Aperion is a pretty conservative company and doesn’t claim to reinvent its speakers every year or two. Having said that the Intimus 6T’s 1-inch silk dome tweeter and woven-fiberglass mid/bass driver are new designs. Instead of the usual medium-density fiberboard cabinets, Aperion uses 1-inch thick high-density fiberboard to suppress resonance. This sort of substantial build quality is above and beyond what you’d reasonably expect in a pair of $1390 speakers.
Aperion sells direct with a risk-free, 30-day in-home trial policy, ships for free, and the company doesn’t charge sales tax! Oh, and if you bought the Aperion Intimus 632-LR bookshelf speakers I raved about in Playback Issue 5, but now crave the big speaker sound, you’re in luck. Aperion’s trade-up policy will give you 100 percent credit for your 632-LRs towards the purchase of a pair of 6Ts! The policy extends to all Aperion speakers and subs, for up to one year after initial purchase. And once you’re settled in, the speakers are backed up with a 10-year warranty; that’s double the usual coverage.

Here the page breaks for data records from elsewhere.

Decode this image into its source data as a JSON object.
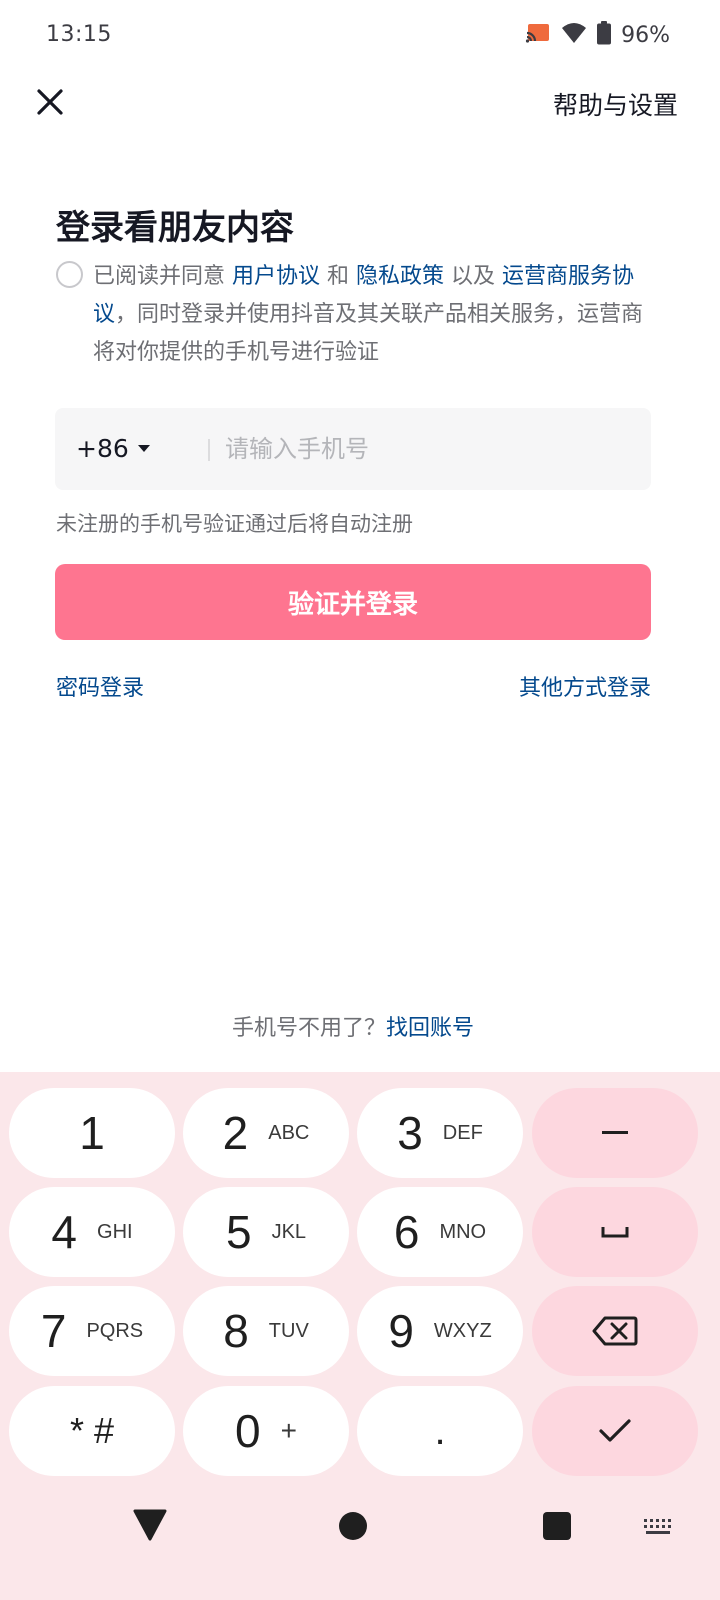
{
  "status_bar": {
    "time": "13:15",
    "battery_percent": "96%",
    "icons": [
      "cast-icon",
      "wifi-icon",
      "battery-icon"
    ]
  },
  "header": {
    "close_icon": "close-icon",
    "help_label": "帮助与设置"
  },
  "title": "登录看朋友内容",
  "agreement": {
    "checked": false,
    "prefix": "已阅读并同意 ",
    "user_agreement": "用户协议",
    "and": " 和 ",
    "privacy_policy": "隐私政策",
    "and2": " 以及 ",
    "carrier_agreement": "运营商服务协议",
    "suffix": "，同时登录并使用抖音及其关联产品相关服务，运营商将对你提供的手机号进行验证"
  },
  "phone": {
    "country_code": "+86",
    "placeholder": "请输入手机号",
    "value": ""
  },
  "hint": "未注册的手机号验证通过后将自动注册",
  "login_button": "验证并登录",
  "password_login": "密码登录",
  "other_login": "其他方式登录",
  "recover": {
    "question": "手机号不用了？",
    "link": "找回账号"
  },
  "keypad": {
    "keys": [
      {
        "digit": "1",
        "letters": ""
      },
      {
        "digit": "2",
        "letters": "ABC"
      },
      {
        "digit": "3",
        "letters": "DEF"
      },
      {
        "digit": "4",
        "letters": "GHI"
      },
      {
        "digit": "5",
        "letters": "JKL"
      },
      {
        "digit": "6",
        "letters": "MNO"
      },
      {
        "digit": "7",
        "letters": "PQRS"
      },
      {
        "digit": "8",
        "letters": "TUV"
      },
      {
        "digit": "9",
        "letters": "WXYZ"
      },
      {
        "digit": "* #",
        "letters": ""
      },
      {
        "digit": "0",
        "letters": "+"
      },
      {
        "digit": ".",
        "letters": ""
      }
    ],
    "actions": [
      "minus-icon",
      "space-icon",
      "backspace-icon",
      "checkmark-icon"
    ],
    "accent_color": "#fdd7df",
    "background_color": "#fbe7ea"
  },
  "nav_bar": {
    "icons": [
      "back-triangle-icon",
      "home-circle-icon",
      "recents-square-icon",
      "keyboard-switch-icon"
    ]
  },
  "colors": {
    "primary_button": "#fe7590",
    "link": "#04498d"
  }
}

The 6T sounds big; there’s a confidence to the sound that was apparent from the get-go. The low end is clear in ways few speakers in this price class can match. It’s not so much that the 6T goes deeper, but its control and definition are exceptional. Imaging is another strength—the 6T can unfurl vast holographic recreations of the original recording venue.
The heat radiating from “Caravan” on Cassandra Wilson’s Loverly CD [Blue Note] was intense and the band’s jungle rhythms had the sort of kinetic sock we associate with much larger speakers. ‘twas toe tappin’ good! Wilson’s sultry pipes floated above the fray, sounding sweetly balanced and completely natural.
Turning to Arcade Fire’s CD [Neon Bible, Merge], the 6T was unperturbed by the mighty church organ chords that open “Intervention,” and even when the rest of the band kicks in there was no sense of strain. You get the feeling this speaker can handle anything. Its powerful low-end totally nailed the visceral power of the band, and further listening confirmed the treble range was just as capable. Neon Bible’s basic tracks were recorded in a church, and the 6T’s resolution revealed the band playing in that space. Imaging was spacious and wide open, with a nice portrayal of depth.
Aperion may have raised the stakes to new highs with the 6T. Bass is big and taut, and the overall distortion levels are low. And thanks to Aperion’s direct sales approach, you don’t have to take my word for it.